In jedem Fall handelt es sich bei einem Großteil dessen, wofür Oligarchen wie Awen und Fridman in den 1990er Jahren kritisiert wurden, um die in den Wirtschaftswissenschaften so bezeichneten zweitbesten Lösungen – also die unter unvollkommenen oder verzerrten wirtschaftlichen Bedingungen realisierbaren bestmöglichen Ansätze. Diese erste Generation der Oligarchen war also keineswegs die Ursache für die wirtschaftlichen Umwälzungen, die dem Zusammenbruch der Sowjetunion folgten, sondern Symptom der institutionellen Schwäche Russlands. Aber angesichts ihrer Rolle beim Aufbau der alternativen Systeme, die die Marktwirtschaft am Laufen hielten, waren die Oligarchen auch eine Art Heilmittel.

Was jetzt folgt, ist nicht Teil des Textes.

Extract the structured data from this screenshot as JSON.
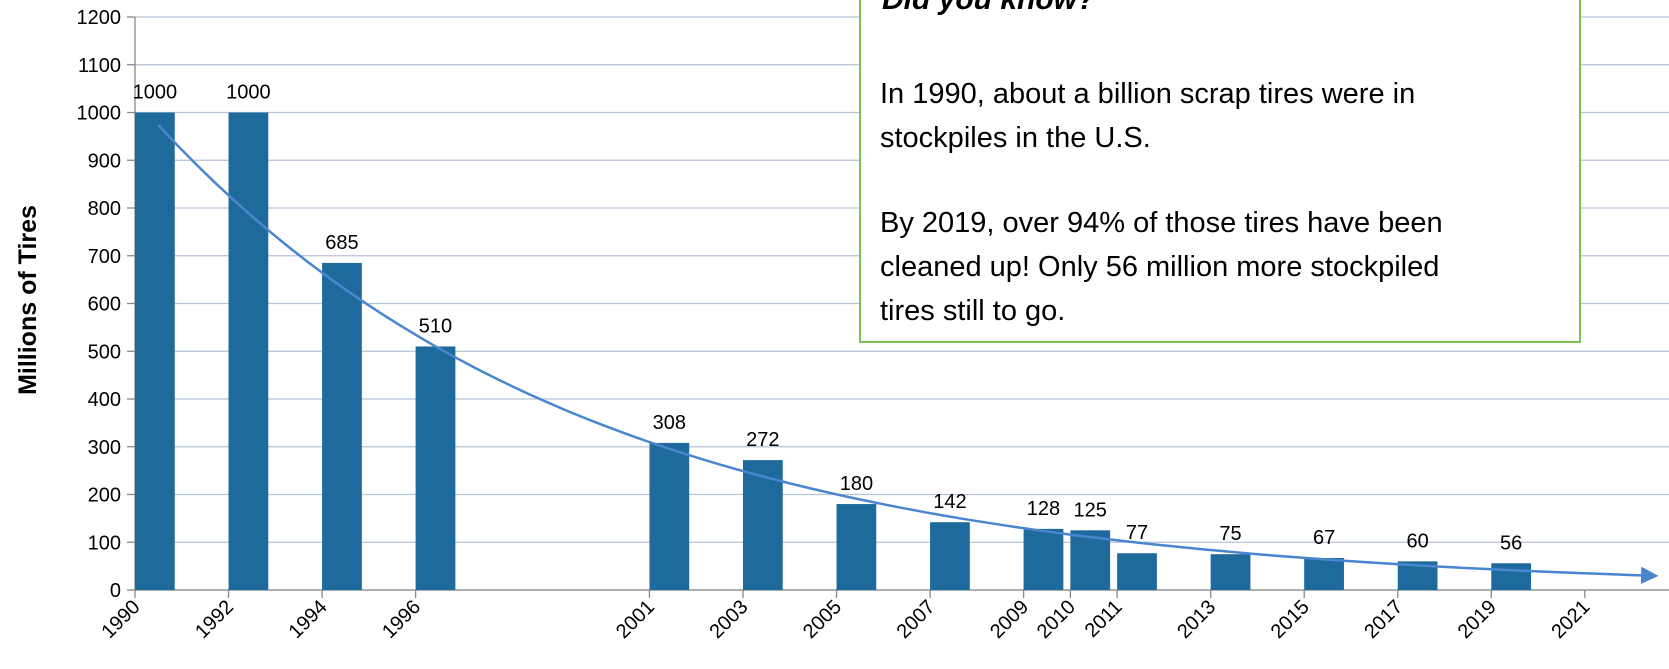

Die Situation änderte sich, als Wladimir Putin vor mittlerweile fast 24 Jahren an die Macht kam. Vor dem Hintergrund der damals weltweit steigenden Ölpreise füllten sich die Staatskassen und die Rolle der Oligarchen schwand. Doch anstatt wirksame staatliche Institutionen aufzubauen - einschließlich einer glaubwürdigen Regelung der Eigentumsrechte - schuf Putin einen aufgeblähten Staat, der in erster Linie seinen Interessen und denen seiner Günstlinge diente.
In Russland gab es keine für alle gleichermaßen geltenden Bedingungen. Nur Korruption und politische Verbindungen ermöglichten den Sieg. Awen und Fridman passten sich dem Wandel an, navigierten geschickt durch die Märkte der Putin-Ära und unterhielten ausgezeichnete Beziehungen zum Kreml. Als Putin sie aufforderte, ihr Ölgeschäft an das von seinem Gefolgsmann Igor Setschin geleitete staatseigene Unternehmen Rosneft zu verkaufen, fügten sie sich – stellten aber sicher, dass sie den Vollpreis für ihre Anteile erhielten.
Als Putin dem Ideal der freien Marktwirtschaft zugunsten einer stark regulierten, von staatlichen Monopolen beherrschten Wirtschaft abschwor, hielten Aven und Fridman still. Ihnen war klar, dass Putin kein Freund der Geschäftswelt war. Sie gingen davon aus, dass sie wenig dagegen tun konnten, und fanden Wege, unter den gegebenen Bedingungen erfolgreich zu sein.
Ich wünschte, mächtige Wirtschaftsführer wie Awen und Fridman hätten mehr Verantwortung für ihr Land übernommen und sich gegen diesen Wandel gestellt. Ich wünschte, sie hätten erkannt, dass die Anhäufung dieser enormen, uneingeschränkten Macht durch Putin und seine Handlanger nur in einer Tragödie enden kann. Und ich wünschte, sie hätten, als das Ausmaß der Tragödie deutlich wurde - als nämlich Putin seinen völkermörderischen imperialen Eroberungskrieg gegen die Ukraine begann - diesen verurteilt und sogar einen Teil ihres Vermögens für die ukrainische Sache gespendet.
Trotzdem tun mir jene Russen leid, die geglaubt haben, zur Sicherung der Zukunft wäre lediglich die Übernahme des Kapitalismus notwendig. Das heutige System in Russland hat nichts mit dem zu tun, was in den 1990er Jahren hätte entstehen können.